O estudo também destaca os recortes sociais. Entre a população negra, por exemplo, 22% vivem em famílias com renda de até dois salários mínimos, contra apenas 13% da população branca. Esse grupo, junto às mulheres, é o mais impactado pelo peso das tarifas no orçamento, reforçando o potencial redistributivo da política de Tarifa Zero.
Com 88% de seus gastos em mobilidade concentrados no modal ônibus, Belo Horizonte é uma das capitais brasileiras mais dependentes desse tipo de transporte. Para os autores, isso torna a proposta ainda mais significativa: além de reduzir desigualdades e ampliar o acesso à cidade, a medida pode gerar empregos e aquecer a renda municipal ao fortalecer a demanda agregada.
Caso o PL seja aprovado, Belo Horizonte será a primeira cidade brasileira com mais de meio milhão de habitantes e a primeira capital a instituir a tarifa zero permanente no transporte público. Para passar para a próxima fase, o PL da Tarifa Zero precisa de pelo menos 28 votos favoráveis, dos 41 vereadores, no 1º turno que acontece nesta sexta-feira (03/10).

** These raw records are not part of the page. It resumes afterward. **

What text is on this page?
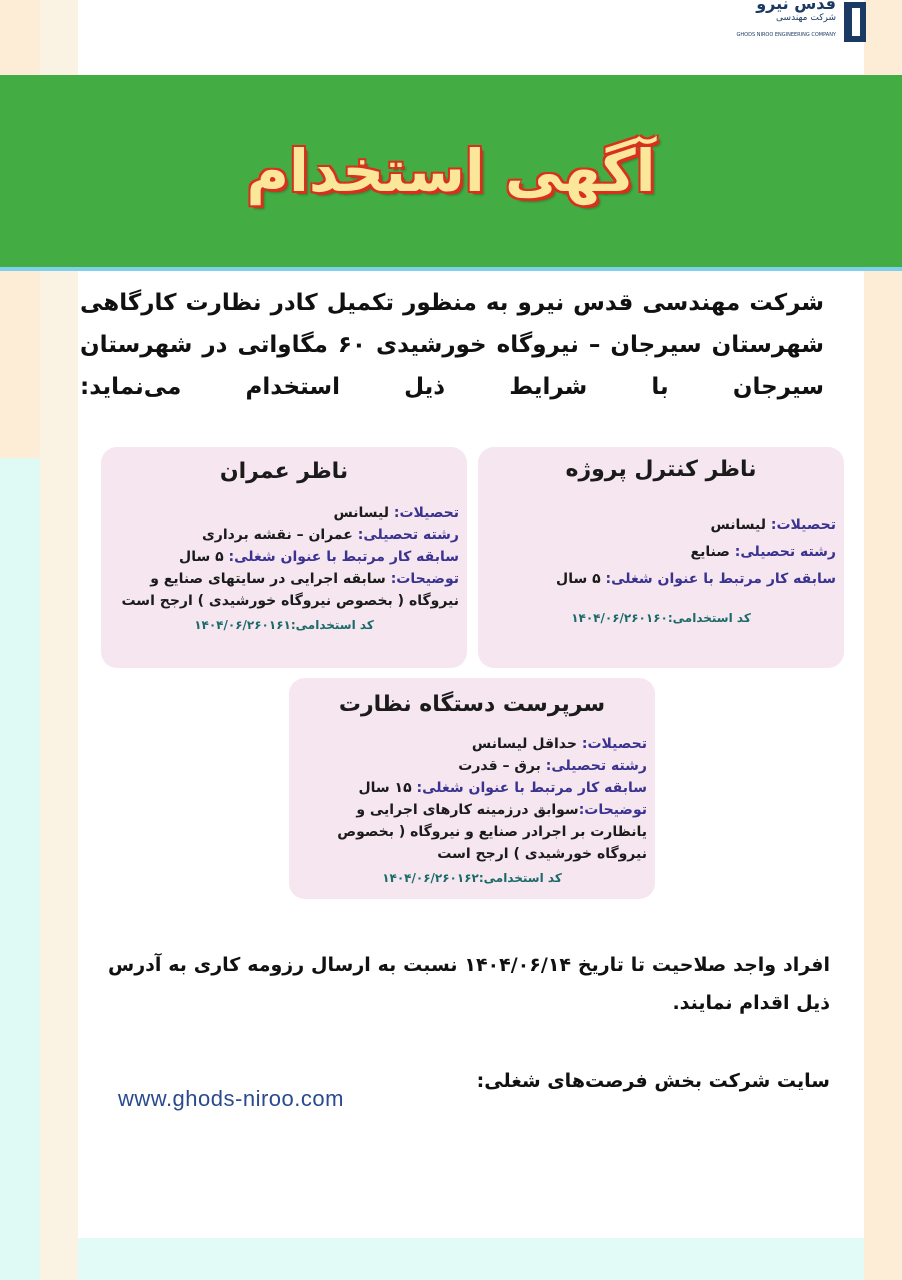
قدس نیرو
شرکت مهندسی
GHODS NIROO ENGINEERING COMPANY
آگهی استخدام
شرکت مهندسی قدس نیرو به منظور تکمیل کادر نظارت کارگاهی شهرستان سیرجان – نیروگاه خورشیدی ۶۰ مگاواتی در شهرستان سیرجان با شرایط ذیل استخدام می‌نماید:
ناظر کنترل پروژه
تحصیلات: لیسانس
رشته تحصیلی: صنایع
سابقه کار مرتبط با عنوان شغلی: ۵ سال
کد استخدامی:۱۴۰۴/۰۶/۲۶۰۱۶۰
ناظر عمران
تحصیلات: لیسانس
رشته تحصیلی: عمران – نقشه برداری
سابقه کار مرتبط با عنوان شغلی: ۵ سال
توضیحات: سابقه اجرایی در سایتهای صنایع و نیروگاه ( بخصوص نیروگاه خورشیدی ) ارجح است
کد استخدامی:۱۴۰۴/۰۶/۲۶۰۱۶۱
سرپرست دستگاه نظارت
تحصیلات: حداقل لیسانس
رشته تحصیلی: برق – قدرت
سابقه کار مرتبط با عنوان شغلی: ۱۵ سال
توضیحات:سوابق درزمینه کارهای اجرایی و یانظارت بر اجرادر صنایع و نیروگاه ( بخصوص نیروگاه خورشیدی ) ارجح است
کد استخدامی:۱۴۰۴/۰۶/۲۶۰۱۶۲
افراد واجد صلاحیت تا تاریخ ۱۴۰۴/۰۶/۱۴ نسبت به ارسال رزومه کاری به آدرس ذیل اقدام نمایند.
سایت شرکت بخش فرصت‌های شغلی:
www.ghods-niroo.com
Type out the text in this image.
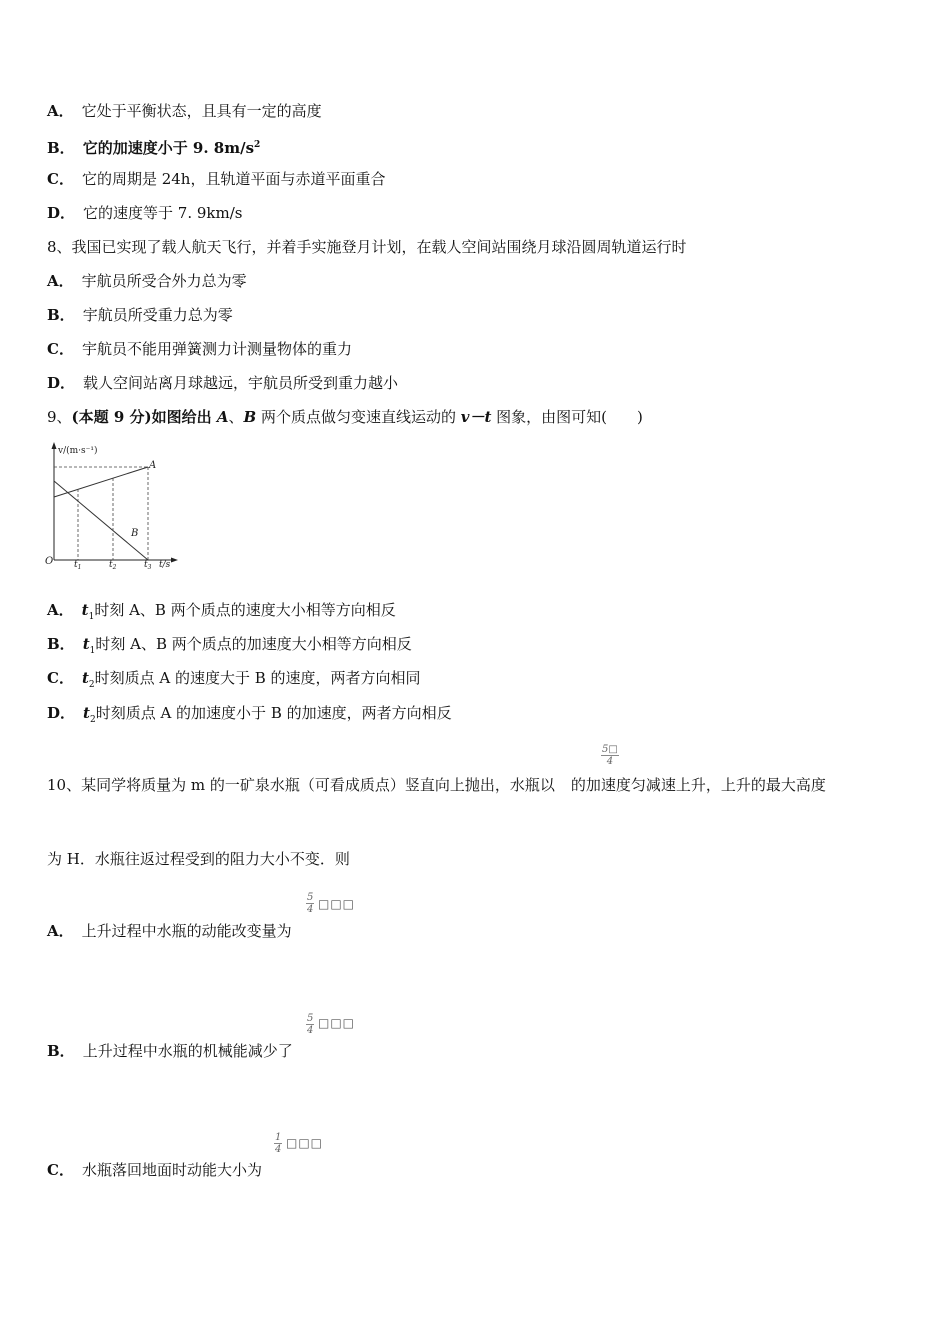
A． 它处于平衡状态，且具有一定的高度
B． 它的加速度小于 9. $8m/s^2$
C． 它的周期是 24h，且轨道平面与赤道平面重合
D． 它的速度等于 7. 9km/s
8、我国已实现了载人航天飞行，并着手实施登月计划，在载人空间站围绕月球沿圆周轨道运行时
A． 宇航员所受合外力总为零
B． 宇航员所受重力总为零
C． 宇航员不能用弹簧测力计测量物体的重力
D． 载人空间站离月球越远，宇航员所受到重力越小
9、(本题 9 分)如图给出 A、B 两个质点做匀变速直线运动的 v－t 图象，由图可知(　　)
v/(m·s⁻¹)
A
B
O $t_1$	$t_2$	$t_3$ t/s
A． $t_1$时刻 A、B 两个质点的速度大小相等方向相反
B． $t_1$时刻 A、B 两个质点的加速度大小相等方向相反
C． $t_2$时刻质点 A 的速度大于 B 的速度，两者方向相同
D． $t_2$时刻质点 A 的加速度小于 B 的加速度，两者方向相反
$\frac{5□}{4}$
10、某同学将质量为 m 的一矿泉水瓶（可看成质点）竖直向上抛出，水瓶以 的加速度匀减速上升，上升的最大高度
为 H．水瓶往返过程受到的阻力大小不变．则
$\frac{5}{4}$ □□□
A． 上升过程中水瓶的动能改变量为
$\frac{5}{4}$ □□□
B． 上升过程中水瓶的机械能减少了
$\frac{1}{4}$ □□□
C． 水瓶落回地面时动能大小为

No Brasil, 138 municípios já adotaram a tarifa zero todos os dias do ano, nos quais aproximadamente 7 milhões de pessoas não pagam mais passagens de ônibus. O que essas cidades têm em comum? Todas têm menos de 500 mil habitantes. Há ainda programas parciais em algumas capitais: em São Paulo e Brasília, por exemplo, o transporte é gratuito aos domingos.
PL da Tarifa Zero
Batizado de PL da Tarifa Zero, ou PL do Busão 0800 (PL 60/2025), o texto já avançou pelas comissões de Legislação e Justiça, de Transporte e Mobilidade Urbana, de Administração Pública e Segurança Pública e de Orçamento e Finanças Públicas. O projeto também é o que conta com maior número de assinaturas na Câmara, ressaltando sua relevância para a sociedade.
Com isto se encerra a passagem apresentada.